Gerakan Masyarakat Anti Korupsi (GEMA – AKSI) mendesak Komisi Pemberantasan Korupsi (KPK) serius mengusut dugaan penyalahgunaan wewenang dan potensi tindak pidana korupsi yang diduga melibatkan Jaksa Agung Muda Tindak Pidana Khusus (Jampidsus) Febrie Adriansyah bersama Komisi Pemberantasan Korupsi (KPK).
Desakan tersebut disampaikan di halaman kantor Komite Pemberantasan Korupsi (KPK) sebagai bentuk kontrol publik terhadap aparat penegak hukum, khususnya pada posisi strategis yang menangani kasus korupsi berskala besar.
Borut, selaku Koordinator GEMA AKSI menilai kedudukan Jampidsus memiliki kewenangan yang luar biasa dalam menentukan arah dan nasib penanganan kasus korupsi. Oleh karena itu, setiap dugaan penyimpangan terkait posisi ini harus diuji secara terbuka, independen, dan akuntabel demi menjaga integritas sistem hukum.
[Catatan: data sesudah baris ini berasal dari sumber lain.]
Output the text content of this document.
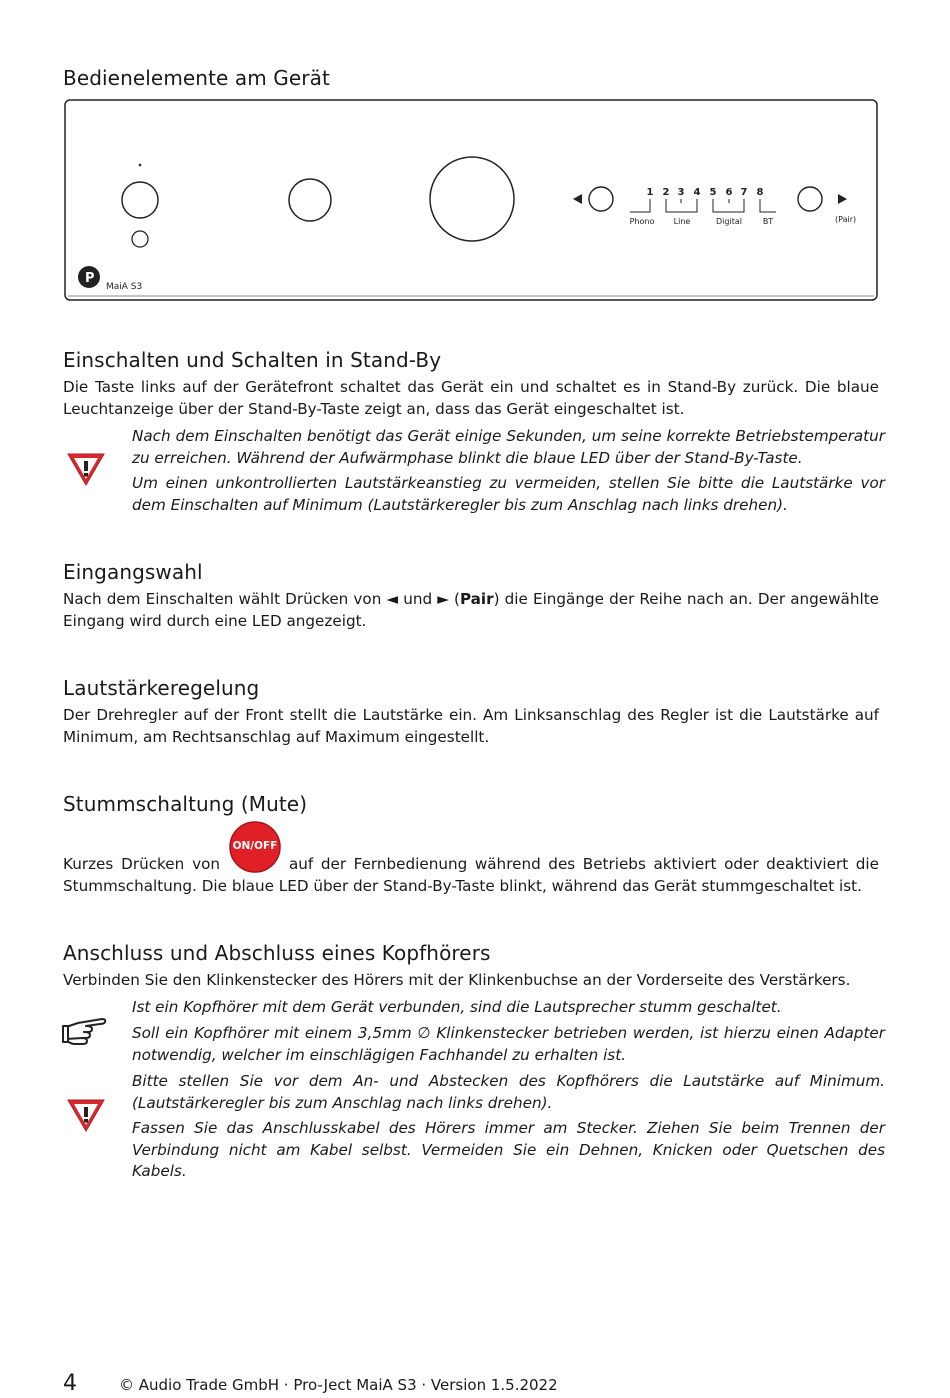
Bedienelemente am Gerät
1 2 3 4 5 6 7 8
Phono Line	Digital	BT	(Pair)
P
MaiA S3
Einschalten und Schalten in Stand-By

Die Taste links auf der Gerätefront schaltet das Gerät ein und schaltet es in Stand-By zurück. Die blaue Leuchtanzeige über der Stand-By-Taste zeigt an, dass das Gerät eingeschaltet ist.

Nach dem Einschalten benötigt das Gerät einige Sekunden, um seine korrekte Betriebstemperatur zu erreichen. Während der Aufwärmphase blinkt die blaue LED über der Stand-By-Taste.

Um einen unkontrollierten Lautstärkeanstieg zu vermeiden, stellen Sie bitte die Lautstärke vor dem Einschalten auf Minimum (Lautstärkeregler bis zum Anschlag nach links drehen).

Eingangswahl

Nach dem Einschalten wählt Drücken von ◄ und ► (Pair) die Eingänge der Reihe nach an. Der angewählte Eingang wird durch eine LED angezeigt.

Lautstärkeregelung

Der Drehregler auf der Front stellt die Lautstärke ein. Am Linksanschlag des Regler ist die Lautstärke auf Minimum, am Rechtsanschlag auf Maximum eingestellt.

Stummschaltung (Mute)
ON/OFF

Kurzes Drücken von	auf der Fernbedienung während des Betriebs aktiviert oder deaktiviert die Stummschaltung. Die blaue LED über der Stand-By-Taste blinkt, während das Gerät stummgeschaltet ist.

Anschluss und Abschluss eines Kopfhörers

Verbinden Sie den Klinkenstecker des Hörers mit der Klinkenbuchse an der Vorderseite des Verstärkers.

Ist ein Kopfhörer mit dem Gerät verbunden, sind die Lautsprecher stumm geschaltet.

Soll ein Kopfhörer mit einem 3,5mm ∅ Klinkenstecker betrieben werden, ist hierzu einen Adapter notwendig, welcher im einschlägigen Fachhandel zu erhalten ist.

Bitte stellen Sie vor dem An- und Abstecken des Kopfhörers die Lautstärke auf Minimum. (Lautstärkeregler bis zum Anschlag nach links drehen).

Fassen Sie das Anschlusskabel des Hörers immer am Stecker. Ziehen Sie beim Trennen der Verbindung nicht am Kabel selbst. Vermeiden Sie ein Dehnen, Knicken oder Quetschen des Kabels.

4	© Audio Trade GmbH · Pro-Ject MaiA S3 · Version 1.5.2022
Borut menyoroti kasus dugaan hilangnya barang sitaan yang dilakukan Jampidsus Febrie Adryansah saat masih menjabat Dirdik. Caranya dengan membuat surat dari OJK seolah-olah barang sitaan itu bukan barang bukti sehingga harus dikembalikan kepada pemiliknya. Padahal, barang sitaan berupa saham BJBR senilai Rp 472 miliar menjadi barang bukti yang wajib disita untuk negara.
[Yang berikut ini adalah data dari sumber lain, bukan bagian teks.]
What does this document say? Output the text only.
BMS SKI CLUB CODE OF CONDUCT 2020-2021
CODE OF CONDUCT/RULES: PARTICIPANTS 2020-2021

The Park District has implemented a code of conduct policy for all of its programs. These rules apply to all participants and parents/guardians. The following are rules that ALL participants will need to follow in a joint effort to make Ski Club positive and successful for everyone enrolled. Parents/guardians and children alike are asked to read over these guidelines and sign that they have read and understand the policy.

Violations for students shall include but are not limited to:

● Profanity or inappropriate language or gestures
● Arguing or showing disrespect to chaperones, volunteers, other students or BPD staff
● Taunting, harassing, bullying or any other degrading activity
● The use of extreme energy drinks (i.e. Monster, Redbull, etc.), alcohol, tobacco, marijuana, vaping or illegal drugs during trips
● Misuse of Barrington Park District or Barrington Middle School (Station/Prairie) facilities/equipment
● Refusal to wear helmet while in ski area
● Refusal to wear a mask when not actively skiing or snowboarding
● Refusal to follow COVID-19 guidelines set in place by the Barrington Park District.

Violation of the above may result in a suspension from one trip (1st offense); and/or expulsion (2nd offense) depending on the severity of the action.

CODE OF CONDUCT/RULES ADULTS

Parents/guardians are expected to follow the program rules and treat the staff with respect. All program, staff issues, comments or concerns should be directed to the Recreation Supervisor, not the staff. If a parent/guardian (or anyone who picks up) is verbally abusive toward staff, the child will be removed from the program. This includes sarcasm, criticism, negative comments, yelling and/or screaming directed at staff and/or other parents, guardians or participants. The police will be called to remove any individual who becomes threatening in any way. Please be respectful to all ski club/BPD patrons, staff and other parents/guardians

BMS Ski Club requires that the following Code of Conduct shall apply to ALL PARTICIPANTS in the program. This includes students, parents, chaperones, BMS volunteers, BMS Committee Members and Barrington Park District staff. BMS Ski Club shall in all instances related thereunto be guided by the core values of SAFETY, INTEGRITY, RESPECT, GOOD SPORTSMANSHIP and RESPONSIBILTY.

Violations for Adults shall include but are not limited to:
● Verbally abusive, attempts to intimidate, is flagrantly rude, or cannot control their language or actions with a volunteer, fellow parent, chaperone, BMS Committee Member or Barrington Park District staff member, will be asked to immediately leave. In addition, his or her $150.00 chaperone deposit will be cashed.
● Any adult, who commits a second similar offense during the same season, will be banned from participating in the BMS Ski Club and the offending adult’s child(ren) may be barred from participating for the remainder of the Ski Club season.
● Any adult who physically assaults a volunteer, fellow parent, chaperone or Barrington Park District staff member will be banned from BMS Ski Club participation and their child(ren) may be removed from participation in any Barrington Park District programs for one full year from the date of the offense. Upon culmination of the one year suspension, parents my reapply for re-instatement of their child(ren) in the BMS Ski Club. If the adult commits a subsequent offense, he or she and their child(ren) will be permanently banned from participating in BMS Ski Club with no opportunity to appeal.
Dugaan pokoknya ada tiga, yakni dugaan penyalahgunaan wewenang penanganan perkara korupsi strategis; dugaan benturan kepentingan dalam pengambilan keputusan hukum; dugaan pengkondisian penegakan hukum yang berpotensi melindungi pihak tertentu, kata Amru di depan Kantor KPK, Kamis (15/1).
Selain di KPK, aksi serupa juga dilakukan GEMA AKSI di Kantor OJK. Borut menegaskan, tindakan tersebut tidak bermaksud untuk menghakimi atau menyimpulkan kesalahan pihak tertentu. “Aksi ini kami lakukan sebagai partisipasi masyarakat untuk mendorong proses klarifikasi dan penegakan hukum yang profesional, transparan, dan akuntabel kepada publik,” ujarnya.
Terkait hal itu, Borut juga mendesak OJK segera mengklarifikasi dugaan keterlibatan lembaganya yang menyebabkan hilangnya barang bukti saham BJBR senilai Rp 377 miliar.
Borut menegaskan asas praduga tak bersalah tetap harus dijunjung tinggi sebagai asas supremasi hukum. “Ini bukan soal individu atau institusi tertentu, tapi soal memastikan bahwa aparat penegak hukum tidak kebal dari pengawasan publik,” tegasnya.